Occupational surname for one who fulls (thickens and cleans) wool cloth.
Fuller began as an English occupational surname for someone who fulled cloth — a skilled step in medieval textile production in which woven woollen fabric was cleansed, thickened, and felted by soaking and pounding it, traditionally by treading it underfoot in water and fulling earth. The occupation was common enough throughout medieval England that Fuller became one of the country's most widespread surnames, alongside cognates like Tucker and Walker, which describe different stages of the same process. As a given name, Fuller belongs to the nineteenth-century American fashion for using distinguished family surnames as first names, a tradition that produced Emerson, Alcott, and Lincoln as given names in the same era.
The name's most intellectually prominent bearer is Richard Buckminster Fuller (1895–1983), the American architect, systems theorist, author, and futurist best known for popularising the geodesic dome. His work on tensegrity, synergetics, and resource efficiency made him a touchstone for ecological thinking and design optimism in the latter twentieth century; the carbon molecule C₆₀ is named buckminsterfullerene in his honour. He was, in his own words, a comprehensivist — someone who insisted on thinking about the whole system rather than any single part.

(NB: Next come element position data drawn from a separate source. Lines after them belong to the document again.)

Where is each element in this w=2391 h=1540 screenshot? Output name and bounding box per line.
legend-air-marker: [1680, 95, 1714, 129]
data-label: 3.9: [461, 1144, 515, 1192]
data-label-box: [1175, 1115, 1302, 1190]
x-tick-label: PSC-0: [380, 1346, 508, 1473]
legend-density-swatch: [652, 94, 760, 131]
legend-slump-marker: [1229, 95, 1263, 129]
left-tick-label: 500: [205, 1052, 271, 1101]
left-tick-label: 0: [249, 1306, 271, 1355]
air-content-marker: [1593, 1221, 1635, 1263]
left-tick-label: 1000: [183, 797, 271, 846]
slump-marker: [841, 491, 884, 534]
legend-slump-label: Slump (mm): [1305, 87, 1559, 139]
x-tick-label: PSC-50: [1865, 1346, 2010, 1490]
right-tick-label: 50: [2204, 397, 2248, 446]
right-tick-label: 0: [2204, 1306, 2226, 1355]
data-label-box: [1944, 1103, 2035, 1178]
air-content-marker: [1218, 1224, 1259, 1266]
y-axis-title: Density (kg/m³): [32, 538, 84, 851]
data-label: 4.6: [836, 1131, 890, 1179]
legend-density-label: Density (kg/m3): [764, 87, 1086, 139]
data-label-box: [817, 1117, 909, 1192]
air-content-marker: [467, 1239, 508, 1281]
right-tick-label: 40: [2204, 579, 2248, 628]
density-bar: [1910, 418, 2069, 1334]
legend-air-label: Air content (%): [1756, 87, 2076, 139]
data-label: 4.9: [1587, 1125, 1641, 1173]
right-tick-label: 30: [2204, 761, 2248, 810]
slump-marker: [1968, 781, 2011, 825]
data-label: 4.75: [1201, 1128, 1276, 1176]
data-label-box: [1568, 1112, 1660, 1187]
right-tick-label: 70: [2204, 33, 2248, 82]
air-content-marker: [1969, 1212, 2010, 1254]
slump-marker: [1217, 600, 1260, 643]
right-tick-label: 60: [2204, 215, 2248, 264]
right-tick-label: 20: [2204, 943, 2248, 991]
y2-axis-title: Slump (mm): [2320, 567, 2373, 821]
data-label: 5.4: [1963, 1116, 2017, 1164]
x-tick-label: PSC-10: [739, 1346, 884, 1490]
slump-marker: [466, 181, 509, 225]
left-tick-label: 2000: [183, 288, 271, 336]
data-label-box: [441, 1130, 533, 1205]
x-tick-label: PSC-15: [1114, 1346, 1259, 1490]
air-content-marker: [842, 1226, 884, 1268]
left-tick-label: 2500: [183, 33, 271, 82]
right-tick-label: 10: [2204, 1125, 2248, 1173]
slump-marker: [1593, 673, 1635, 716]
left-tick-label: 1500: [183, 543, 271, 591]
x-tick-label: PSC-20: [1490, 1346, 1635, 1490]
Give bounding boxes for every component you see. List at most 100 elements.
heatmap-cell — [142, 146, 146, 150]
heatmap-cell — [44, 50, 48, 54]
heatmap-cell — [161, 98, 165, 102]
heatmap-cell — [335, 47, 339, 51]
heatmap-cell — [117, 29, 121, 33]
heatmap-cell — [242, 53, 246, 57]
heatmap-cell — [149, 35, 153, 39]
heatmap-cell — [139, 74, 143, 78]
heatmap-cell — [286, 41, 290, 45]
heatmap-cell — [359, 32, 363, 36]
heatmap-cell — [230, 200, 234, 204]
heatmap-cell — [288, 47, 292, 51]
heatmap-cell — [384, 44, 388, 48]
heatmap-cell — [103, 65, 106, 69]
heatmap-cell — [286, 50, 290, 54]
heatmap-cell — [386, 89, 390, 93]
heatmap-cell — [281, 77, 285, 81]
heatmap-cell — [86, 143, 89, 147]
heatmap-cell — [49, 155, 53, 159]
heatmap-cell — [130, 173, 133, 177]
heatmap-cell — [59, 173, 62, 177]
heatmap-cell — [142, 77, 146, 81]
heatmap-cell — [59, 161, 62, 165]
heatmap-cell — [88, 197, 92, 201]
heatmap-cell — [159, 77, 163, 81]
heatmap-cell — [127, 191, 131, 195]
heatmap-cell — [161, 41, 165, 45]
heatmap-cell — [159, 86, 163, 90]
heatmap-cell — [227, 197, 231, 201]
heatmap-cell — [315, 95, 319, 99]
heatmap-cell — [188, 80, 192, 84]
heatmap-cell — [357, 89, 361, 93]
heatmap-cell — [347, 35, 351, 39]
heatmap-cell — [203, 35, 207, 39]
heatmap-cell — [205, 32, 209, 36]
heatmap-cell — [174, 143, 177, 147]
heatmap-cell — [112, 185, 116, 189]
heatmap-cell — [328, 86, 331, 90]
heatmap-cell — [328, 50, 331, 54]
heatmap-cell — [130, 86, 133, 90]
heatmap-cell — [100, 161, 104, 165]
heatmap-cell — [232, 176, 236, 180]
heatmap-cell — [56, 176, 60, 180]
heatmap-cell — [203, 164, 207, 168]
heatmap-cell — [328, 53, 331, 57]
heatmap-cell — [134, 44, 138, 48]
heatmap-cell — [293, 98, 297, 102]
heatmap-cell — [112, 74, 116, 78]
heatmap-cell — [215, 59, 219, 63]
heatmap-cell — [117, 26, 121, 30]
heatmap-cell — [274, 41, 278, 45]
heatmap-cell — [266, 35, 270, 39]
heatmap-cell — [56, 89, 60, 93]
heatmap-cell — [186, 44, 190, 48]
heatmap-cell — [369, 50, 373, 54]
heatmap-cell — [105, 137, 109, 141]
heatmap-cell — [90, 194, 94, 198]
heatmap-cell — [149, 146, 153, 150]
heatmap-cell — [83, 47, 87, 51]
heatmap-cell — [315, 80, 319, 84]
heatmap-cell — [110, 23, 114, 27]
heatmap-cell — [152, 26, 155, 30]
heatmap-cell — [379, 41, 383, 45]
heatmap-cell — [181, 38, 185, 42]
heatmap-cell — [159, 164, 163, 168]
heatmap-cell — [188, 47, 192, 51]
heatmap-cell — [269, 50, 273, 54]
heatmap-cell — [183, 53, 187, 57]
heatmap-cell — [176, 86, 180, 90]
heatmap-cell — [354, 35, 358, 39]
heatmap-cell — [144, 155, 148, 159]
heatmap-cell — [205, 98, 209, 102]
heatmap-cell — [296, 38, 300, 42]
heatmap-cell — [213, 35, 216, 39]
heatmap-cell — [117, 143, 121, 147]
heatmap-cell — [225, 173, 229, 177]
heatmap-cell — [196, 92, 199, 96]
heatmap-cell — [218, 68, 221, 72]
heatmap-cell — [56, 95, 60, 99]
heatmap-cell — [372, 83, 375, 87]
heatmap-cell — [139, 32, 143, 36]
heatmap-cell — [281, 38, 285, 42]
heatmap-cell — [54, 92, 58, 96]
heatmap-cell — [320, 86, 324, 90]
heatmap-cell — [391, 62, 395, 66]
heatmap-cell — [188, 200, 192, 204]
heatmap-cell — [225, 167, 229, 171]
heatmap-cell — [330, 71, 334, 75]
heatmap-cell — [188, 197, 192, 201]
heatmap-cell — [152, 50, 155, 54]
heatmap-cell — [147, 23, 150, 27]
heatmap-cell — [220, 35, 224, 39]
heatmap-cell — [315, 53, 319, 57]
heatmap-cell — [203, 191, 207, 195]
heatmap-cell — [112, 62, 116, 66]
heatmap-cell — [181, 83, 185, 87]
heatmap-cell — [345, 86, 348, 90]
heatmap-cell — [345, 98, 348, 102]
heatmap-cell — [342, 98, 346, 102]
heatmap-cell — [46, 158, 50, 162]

As a first name in current use, Fuller is part of the broad move toward surname-style given names that has been reshaping English-language naming for two decades. It sits alongside Archer, Fletcher, and Thatcher — trades-derived surnames with a sturdy Anglo-Saxon texture. It is strong without being heavy, has a clear single nickname (Full is unlikely; Ful is an option, but most bearers simply go by Fuller), and carries an unassuming intellectual pedigree via Buckminster that parents with a design or sustainability bent often find quietly appealing.